Adenosine deaminase was infused into isolated perfused guinea pig hearts to determine its effect on myocardial adenosine levels. The enzyme was administered during constant coronary flow perfusion at 6.11 +/- 0.36 ml.min-1.g-1. Venous adenosine was measured in samples of pulmonary artery effluent; epicardial and endocardial adenosine were measured with the porous nylon disk technique. Infusion of adenosine deaminase at 2.4 and 4.8 U/ml produced adenosine deaminase activity of 0.92 +/- 0.09 and 2.33 +/- 0.15 U/ml, respectively, in epicardial fluid and 1.93 +/- 0.28 and 4.84 +/- 0.47 U/ml, respectively, in endocardial fluid. Aortic pressure was unchanged by infusion of adenosine deaminase at both infusion rates. Adenosine deaminase (data from both infusion rates pooled) reduced epicardial adenosine from 0.327 +/- 0.028 to 0.139 +/- 0.022 microM, endocardial adenosine from 4.61 +/- 0.42 to 1.64 +/- 0.20 microM, and venous adenosine from 0.017 +/- 0.02 to 0.003 +/- 0.001 microM. The data indicate that infused adenosine deaminase reaches the epicardial and endocardial interstitial fluid (ISF) compartments. The absence of any effect on coronary pressure suggests that adenosine may not be involved in resting basal coronary tone. The presence of significant residual adenosine despite adenosine deaminase infusion indicates that adenosine production in the unstressed isolated guinea pig heart exceeds the degradative capacity of infused adenosine deaminase. Previous studies in which it was assumed that almost all of the endogenous adenosine is inactivated by the infusion of adenosine deaminase should be reevaluated in light of these observations.

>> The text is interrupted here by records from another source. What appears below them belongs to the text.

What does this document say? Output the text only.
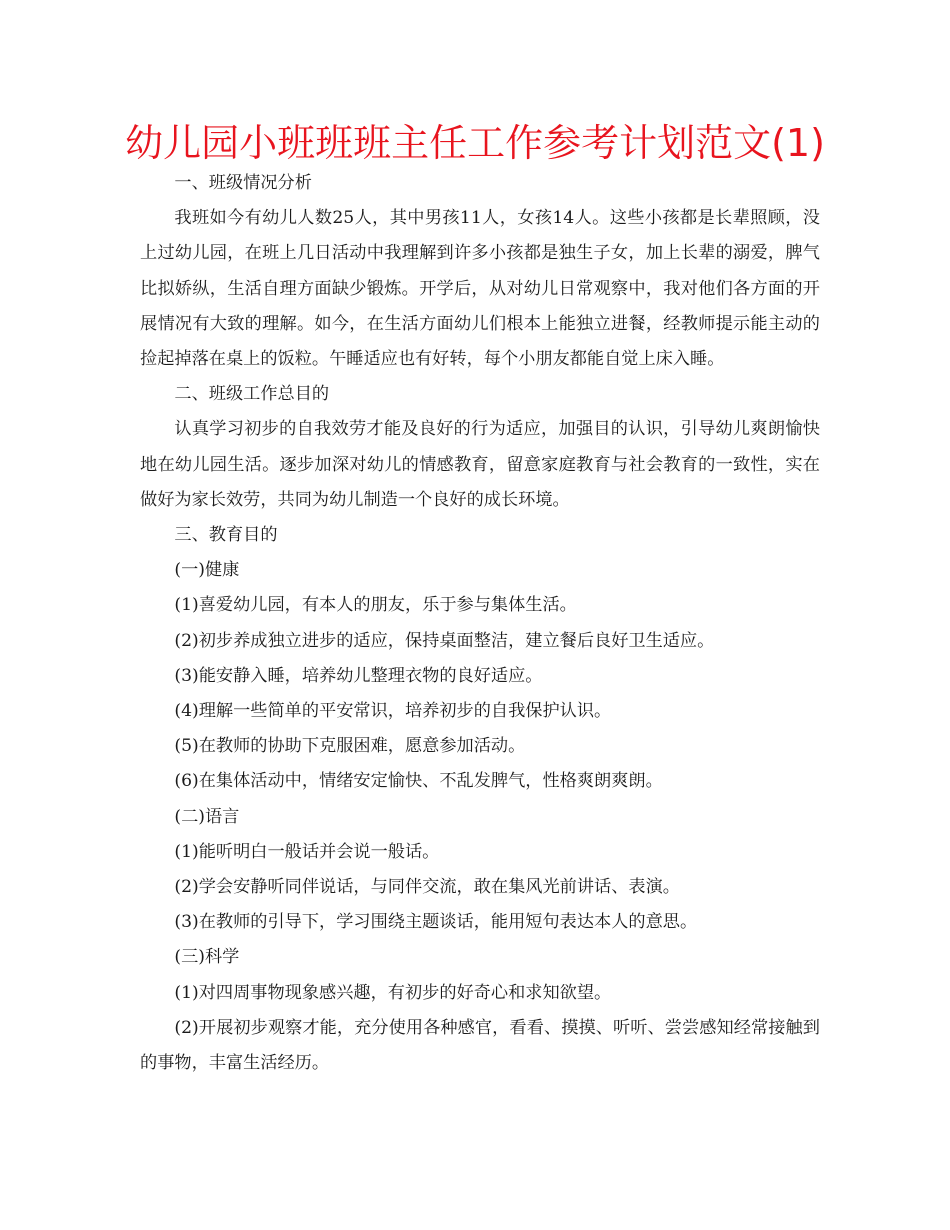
幼儿园小班班班主任工作参考计划范文(1)

一、班级情况分析

我班如今有幼儿人数25人，其中男孩11人，女孩14人。这些小孩都是长辈照顾，没上过幼儿园，在班上几日活动中我理解到许多小孩都是独生子女，加上长辈的溺爱，脾气比拟娇纵，生活自理方面缺少锻炼。开学后，从对幼儿日常观察中，我对他们各方面的开展情况有大致的理解。如今，在生活方面幼儿们根本上能独立进餐，经教师提示能主动的捡起掉落在桌上的饭粒。午睡适应也有好转，每个小朋友都能自觉上床入睡。

二、班级工作总目的

认真学习初步的自我效劳才能及良好的行为适应，加强目的认识，引导幼儿爽朗愉快地在幼儿园生活。逐步加深对幼儿的情感教育，留意家庭教育与社会教育的一致性，实在做好为家长效劳，共同为幼儿制造一个良好的成长环境。

三、教育目的

(一)健康

(1)喜爱幼儿园，有本人的朋友，乐于参与集体生活。

(2)初步养成独立进步的适应，保持桌面整洁，建立餐后良好卫生适应。

(3)能安静入睡，培养幼儿整理衣物的良好适应。

(4)理解一些简单的平安常识，培养初步的自我保护认识。

(5)在教师的协助下克服困难，愿意参加活动。

(6)在集体活动中，情绪安定愉快、不乱发脾气，性格爽朗爽朗。

(二)语言

(1)能听明白一般话并会说一般话。

(2)学会安静听同伴说话，与同伴交流，敢在集风光前讲话、表演。

(3)在教师的引导下，学习围绕主题谈话，能用短句表达本人的意思。

(三)科学

(1)对四周事物现象感兴趣，有初步的好奇心和求知欲望。

(2)开展初步观察才能，充分使用各种感官，看看、摸摸、听听、尝尝感知经常接触到的事物，丰富生活经历。
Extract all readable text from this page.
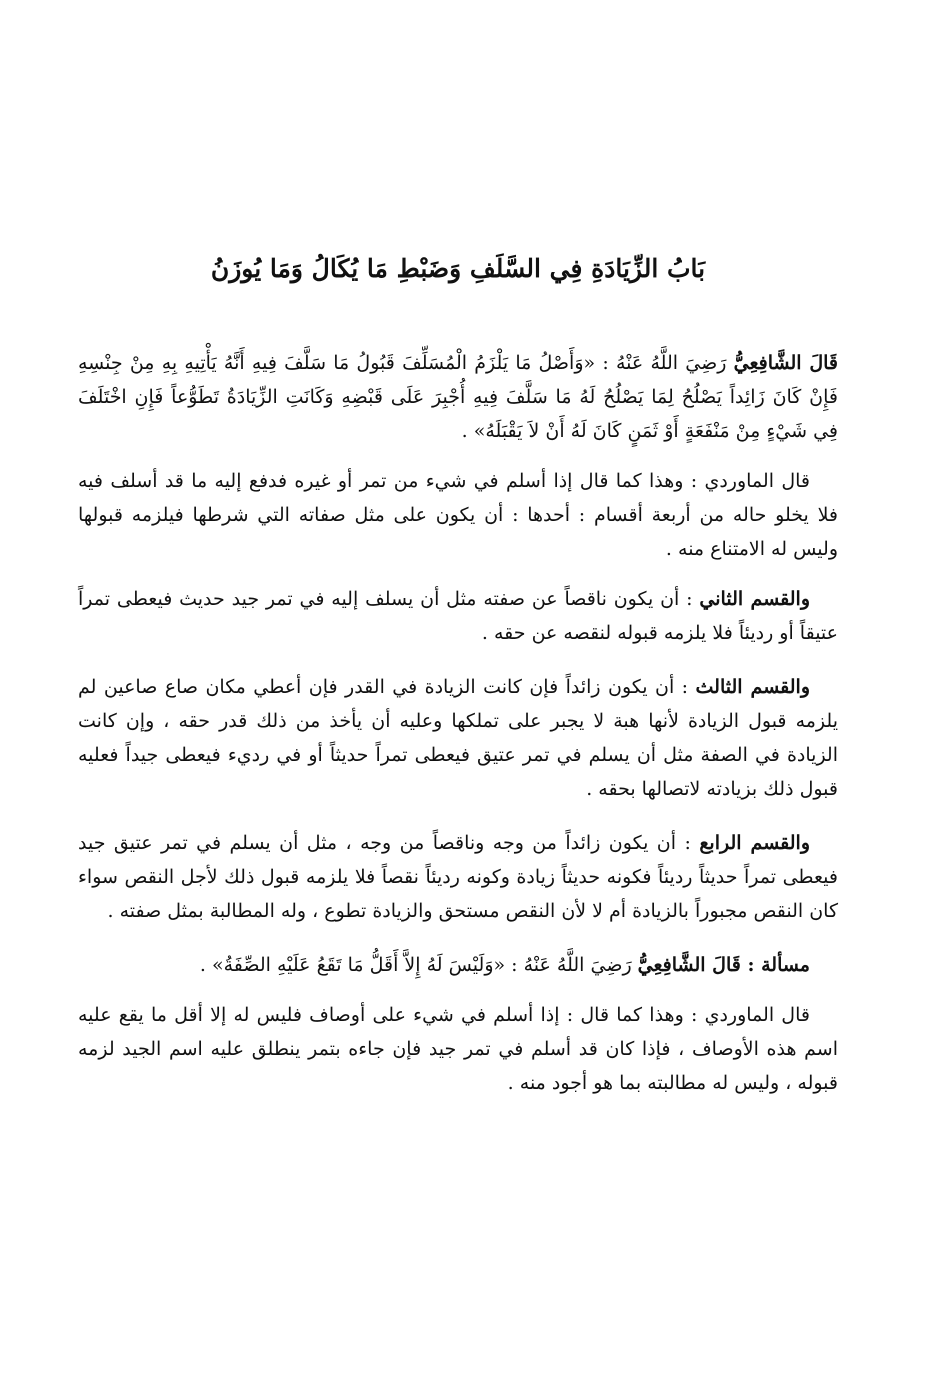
بَابُ الزِّيَادَةِ فِي السَّلَفِ وَضَبْطِ مَا يُكَالُ وَمَا يُوزَنُ

قَالَ الشَّافِعِيُّ رَضِيَ اللَّهُ عَنْهُ : «وَأَصْلُ مَا يَلْزَمُ الْمُسَلِّفَ قَبُولُ مَا سَلَّفَ فِيهِ أَنَّهُ يَأْتِيهِ بِهِ مِنْ جِنْسِهِ فَإِنْ كَانَ زَائِداً يَصْلُحُ لِمَا يَصْلُحُ لَهُ مَا سَلَّفَ فِيهِ أُجْبِرَ عَلَى قَبْضِهِ وَكَانَتِ الزِّيَادَةُ تَطَوُّعاً فَإِنِ اخْتَلَفَ فِي شَيْءٍ مِنْ مَنْفَعَةٍ أَوْ ثَمَنٍ كَانَ لَهُ أَنْ لاَ يَقْبَلَهُ» .

قال الماوردي : وهذا كما قال إذا أسلم في شيء من تمر أو غيره فدفع إليه ما قد أسلف فيه فلا يخلو حاله من أربعة أقسام : أحدها : أن يكون على مثل صفاته التي شرطها فيلزمه قبولها وليس له الامتناع منه .

والقسم الثاني : أن يكون ناقصاً عن صفته مثل أن يسلف إليه في تمر جيد حديث فيعطى تمراً عتيقاً أو رديئاً فلا يلزمه قبوله لنقصه عن حقه .

والقسم الثالث : أن يكون زائداً فإن كانت الزيادة في القدر فإن أعطي مكان صاع صاعين لم يلزمه قبول الزيادة لأنها هبة لا يجبر على تملكها وعليه أن يأخذ من ذلك قدر حقه ، وإن كانت الزيادة في الصفة مثل أن يسلم في تمر عتيق فيعطى تمراً حديثاً أو في رديء فيعطى جيداً فعليه قبول ذلك بزيادته لاتصالها بحقه .

والقسم الرابع : أن يكون زائداً من وجه وناقصاً من وجه ، مثل أن يسلم في تمر عتيق جيد فيعطى تمراً حديثاً رديئاً فكونه حديثاً زيادة وكونه رديئاً نقصاً فلا يلزمه قبول ذلك لأجل النقص سواء كان النقص مجبوراً بالزيادة أم لا لأن النقص مستحق والزيادة تطوع ، وله المطالبة بمثل صفته .

مسألة : قَالَ الشَّافِعِيُّ رَضِيَ اللَّهُ عَنْهُ : «وَلَيْسَ لَهُ إِلاَّ أَقَلُّ مَا تَقَعُ عَلَيْهِ الصِّفَةُ» .

قال الماوردي : وهذا كما قال : إذا أسلم في شيء على أوصاف فليس له إلا أقل ما يقع عليه اسم هذه الأوصاف ، فإذا كان قد أسلم في تمر جيد فإن جاءه بتمر ينطلق عليه اسم الجيد لزمه قبوله ، وليس له مطالبته بما هو أجود منه .
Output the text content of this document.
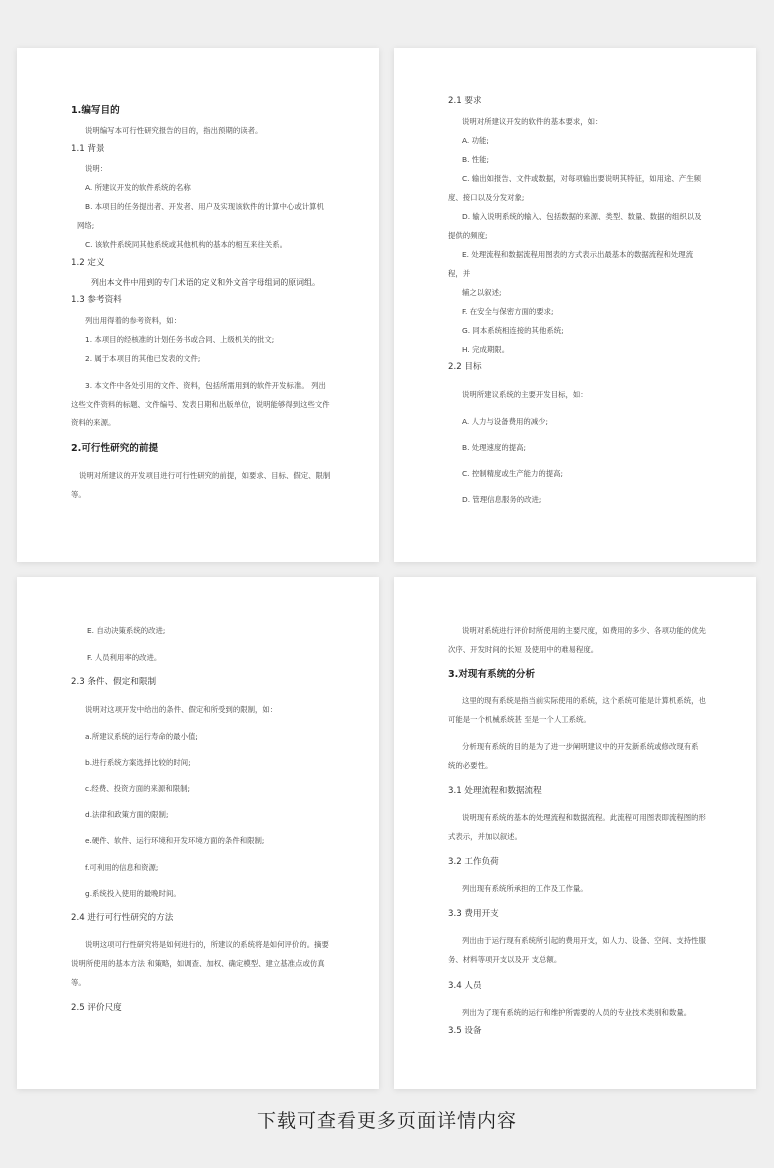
1.编写目的
说明编写本可行性研究报告的目的，指出预期的读者。
1.1 背景
说明：
A. 所建议开发的软件系统的名称
B. 本项目的任务提出者、开发者、用户及实现该软件的计算中心或计算机
网络;
C. 该软件系统同其他系统或其他机构的基本的相互来往关系。
1.2 定义
列出本文件中用到的专门术语的定义和外文首字母组词的原词组。
1.3 参考资料
列出用得着的参考资料，如：
1. 本项目的经核准的计划任务书或合同、上级机关的批文;
2. 属于本项目的其他已发表的文件;
3. 本文件中各处引用的文件、资料，包括所需用到的软件开发标准。 列出
这些文件资料的标题、文件编号、发表日期和出版单位，说明能够得到这些文件
资料的来源。
2.可行性研究的前提
说明对所建议的开发项目进行可行性研究的前提，如要求、目标、假定、限制
等。
2.1 要求
说明对所建议开发的软件的基本要求，如：
A. 功能;
B. 性能;
C. 输出如报告、文件或数据，对每项输出要说明其特征，如用途、产生频
度、接口以及分发对象;
D. 输入说明系统的输入、包括数据的来源、类型、数量、数据的组织以及
提供的频度;
E. 处理流程和数据流程用图表的方式表示出最基本的数据流程和处理流
程，并
辅之以叙述;
F. 在安全与保密方面的要求;
G. 同本系统相连接的其他系统;
H. 完成期限。
2.2 目标
说明所建议系统的主要开发目标，如：
A. 人力与设备费用的减少;
B. 处理速度的提高;
C. 控制精度或生产能力的提高;
D. 管理信息服务的改进;
E. 自动决策系统的改进;
F. 人员利用率的改进。
2.3 条件、假定和限制
说明对这项开发中给出的条件、假定和所受到的限制，如：
a.所建议系统的运行寿命的最小值;
b.进行系统方案选择比较的时间;
c.经费、投资方面的来源和限制;
d.法律和政策方面的限制;
e.硬件、软件、运行环境和开发环境方面的条件和限制;
f.可利用的信息和资源;
g.系统投入使用的最晚时间。
2.4 进行可行性研究的方法
说明这项可行性研究将是如何进行的，所建议的系统将是如何评价的。摘要
说明所使用的基本方法 和策略，如调查、加权、确定模型、建立基准点或仿真
等。
2.5 评价尺度
说明对系统进行评价时所使用的主要尺度，如费用的多少、各项功能的优先
次序、开发时间的长短 及使用中的难易程度。
3.对现有系统的分析
这里的现有系统是指当前实际使用的系统，这个系统可能是计算机系统，也
可能是一个机械系统甚 至是一个人工系统。
分析现有系统的目的是为了进一步阐明建议中的开发新系统或修改现有系
统的必要性。
3.1 处理流程和数据流程
说明现有系统的基本的处理流程和数据流程。此流程可用图表即流程图的形
式表示，并加以叙述。
3.2 工作负荷
列出现有系统所承担的工作及工作量。
3.3 费用开支
列出由于运行现有系统所引起的费用开支，如人力、设备、空间、支持性服
务、材料等项开支以及开 支总额。
3.4 人员
列出为了现有系统的运行和维护所需要的人员的专业技术类别和数量。
3.5 设备
下载可查看更多页面详情内容
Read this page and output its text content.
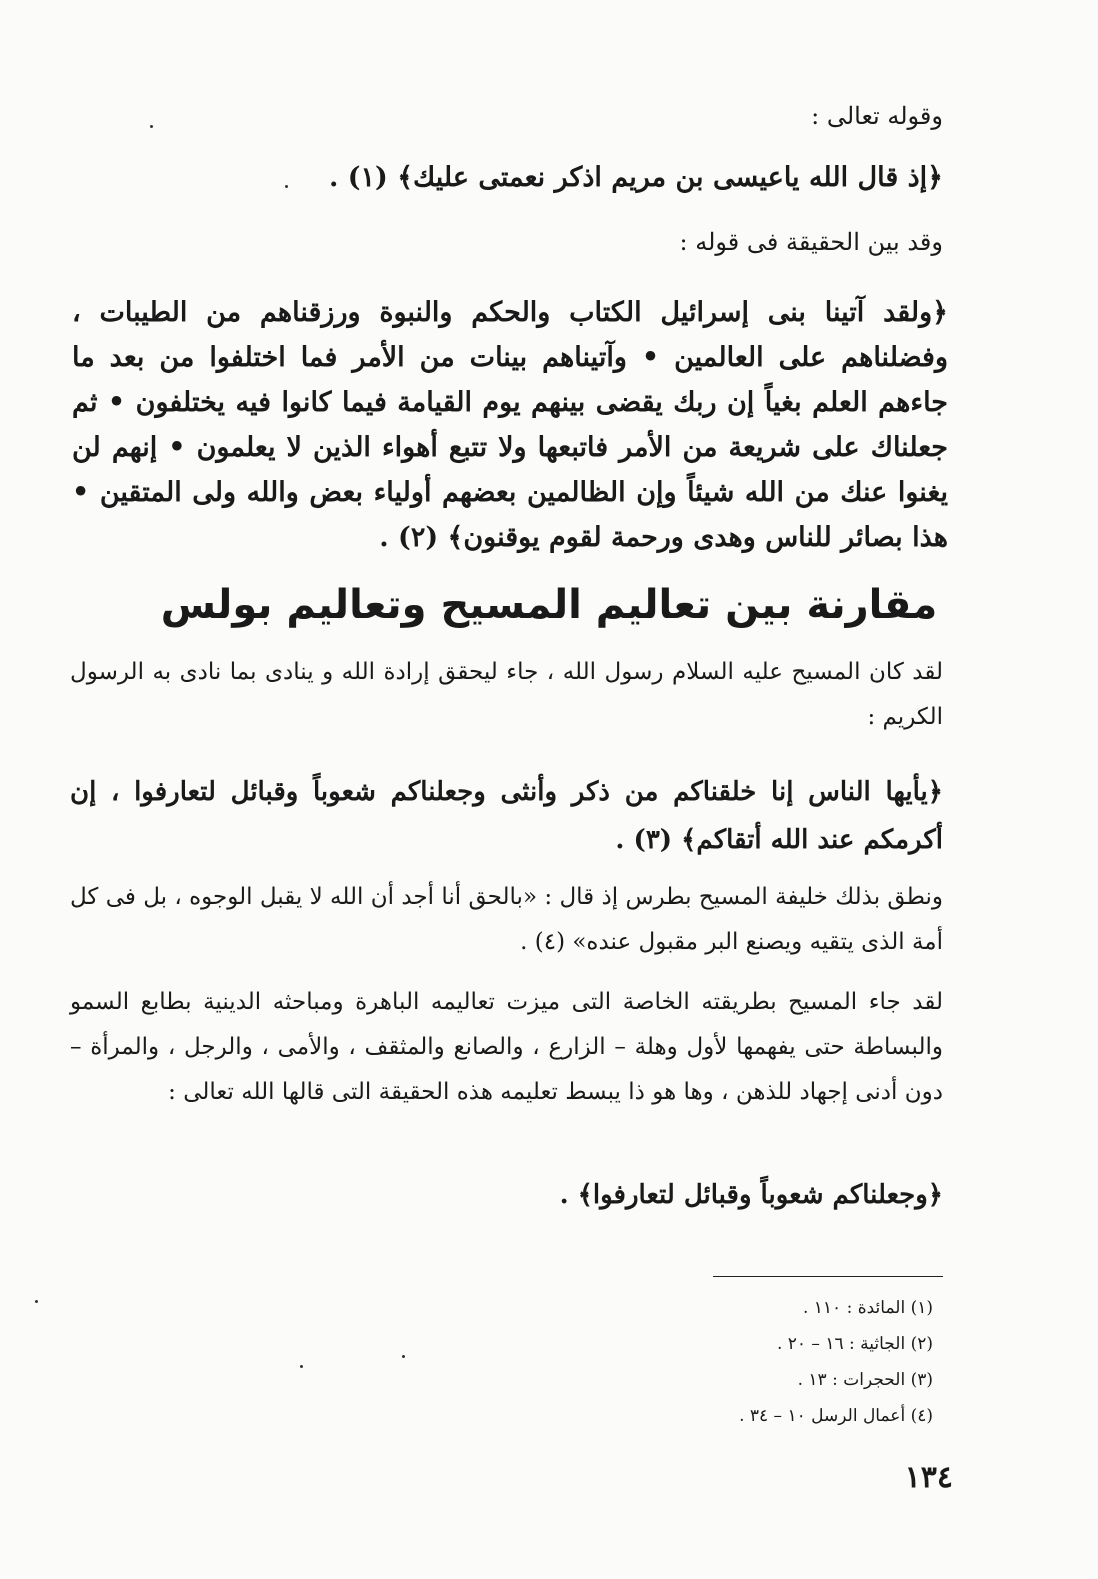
وقوله تعالى :
﴿إذ قال الله ياعيسى بن مريم اذكر نعمتى عليك﴾ (١) .
وقد بين الحقيقة فى قوله :
﴿ولقد آتينا بنى إسرائيل الكتاب والحكم والنبوة ورزقناهم من الطيبات ، وفضلناهم على العالمين • وآتيناهم بينات من الأمر فما اختلفوا من بعد ما جاءهم العلم بغياً إن ربك يقضى بينهم يوم القيامة فيما كانوا فيه يختلفون • ثم جعلناك على شريعة من الأمر فاتبعها ولا تتبع أهواء الذين لا يعلمون • إنهم لن يغنوا عنك من الله شيئاً وإن الظالمين بعضهم أولياء بعض والله ولى المتقين • هذا بصائر للناس وهدى ورحمة لقوم يوقنون﴾ (٢) .
مقارنة بين تعاليم المسيح وتعاليم بولس
لقد كان المسيح عليه السلام رسول الله ، جاء ليحقق إرادة الله و ينادى بما نادى به الرسول الكريم :
﴿يأيها الناس إنا خلقناكم من ذكر وأنثى وجعلناكم شعوباً وقبائل لتعارفوا ، إن أكرمكم عند الله أتقاكم﴾ (٣) .
ونطق بذلك خليفة المسيح بطرس إذ قال : «بالحق أنا أجد أن الله لا يقبل الوجوه ، بل فى كل أمة الذى يتقيه ويصنع البر مقبول عنده» (٤) .
لقد جاء المسيح بطريقته الخاصة التى ميزت تعاليمه الباهرة ومباحثه الدينية بطابع السمو والبساطة حتى يفهمها لأول وهلة – الزارع ، والصانع والمثقف ، والأمى ، والرجل ، والمرأة – دون أدنى إجهاد للذهن ، وها هو ذا يبسط تعليمه هذه الحقيقة التى قالها الله تعالى :
﴿وجعلناكم شعوباً وقبائل لتعارفوا﴾ .
(١) المائدة : ١١٠ .
(٢) الجاثية : ١٦ – ٢٠ .
(٣) الحجرات : ١٣ .
(٤) أعمال الرسل ١٠ – ٣٤ .
١٣٤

将腺苷脱氨酶注入离体灌注的豚鼠心脏,以确定其对心肌腺苷水平的影响。在冠状动脉流量恒定为6.11±0.36 ml·min⁻¹·g⁻¹的灌注过程中给予该酶。在肺动脉流出液样本中测量静脉腺苷;采用多孔尼龙盘技术测量心外膜和心内膜腺苷。以2.4和4.8 U/ml的剂量输注腺苷脱氨酶时,心外膜液中的腺苷脱氨酶活性分别为0.92±0.09和2.33±0.15 U/ml,心内膜液中的活性分别为1.93±0.28和4.84±0.47 U/ml。在两种输注速率下,输注腺苷脱氨酶均未改变主动脉压力。腺苷脱氨酶(两种输注速率的数据合并)使心外膜腺苷从0.327±0.028 μM降至0.139±0.022 μM,心内膜腺苷从4.61±0.42 μM降至1.64±0.20 μM,静脉腺苷从0.017±0.02 μM降至0.003±0.001 μM。数据表明,输注的腺苷脱氨酶可到达心外膜和心内膜间质液(ISF)区室。对冠状动脉压力无任何影响表明腺苷可能不参与静息基础冠状动脉张力的调节。尽管输注了腺苷脱氨酶仍存在显著的残余腺苷,这表明在未受应激的离体豚鼠心脏中,腺苷的产生超过了输注的腺苷脱氨酶的降解能力。鉴于这些观察结果,之前假设几乎所有内源性腺苷都因输注腺苷脱氨酶而失活的研究应重新评估。